Remember, politics is a commodity and day after day for over a week, the public has heard calls from National that the Minister of Health David Clark should resign. Many media, scenting controversy and political blood, polished up their competitive-bias to seize the moment too. After all, political relevancy isn’t the only show in town.

That is the backdrop to New Zealand First’s advance.

HAS LABOUR HAD ENOUGH?

Labour, for its part, has decided enough’s enough.

This week, Labour revealed New Zealand First was opposing legislation destined to advance before The Parliament AFTER it had supported it through Cabinet. With New Zealand First acting contrary to its interests, Labour’s leadership has decided a passive-aggressive bare knuckle fight is necessary.

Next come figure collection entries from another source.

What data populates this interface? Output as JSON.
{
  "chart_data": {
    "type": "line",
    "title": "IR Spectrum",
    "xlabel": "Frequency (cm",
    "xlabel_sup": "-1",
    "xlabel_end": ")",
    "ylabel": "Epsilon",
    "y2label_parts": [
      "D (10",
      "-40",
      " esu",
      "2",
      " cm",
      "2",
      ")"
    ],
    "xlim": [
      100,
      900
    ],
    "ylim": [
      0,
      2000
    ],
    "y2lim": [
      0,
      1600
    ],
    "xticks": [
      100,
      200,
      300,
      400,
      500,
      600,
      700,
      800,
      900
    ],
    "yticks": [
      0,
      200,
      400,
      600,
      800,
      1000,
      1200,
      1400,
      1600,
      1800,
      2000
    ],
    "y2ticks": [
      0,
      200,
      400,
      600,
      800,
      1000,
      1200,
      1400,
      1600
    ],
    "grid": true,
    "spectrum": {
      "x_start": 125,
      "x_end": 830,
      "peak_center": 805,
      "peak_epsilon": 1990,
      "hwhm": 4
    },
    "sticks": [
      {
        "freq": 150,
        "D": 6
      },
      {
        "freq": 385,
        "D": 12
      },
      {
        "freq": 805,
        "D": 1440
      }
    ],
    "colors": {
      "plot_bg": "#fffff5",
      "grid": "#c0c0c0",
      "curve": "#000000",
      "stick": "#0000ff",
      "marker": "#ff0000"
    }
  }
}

As the party with its political hand firmly on the Government’s tiller, Labour is now openly identifying legislation that can be filed until after the election while pushing legislation that SHOULD be addressed with urgency.

If Labour does believe New Zealand First has gone beyond the Rubicon, and it appears it is moving toward that position, then it will be in Labour’s and the nation’s interests to paint Winston Peters and his party as disruptive and disloyal to a handshake made in good faith.

If it does, it will likely be New Zealand First, not Labour, that will be further punished at the polls. And frankly, in the public’s interest, the General Election can’t come soon enough.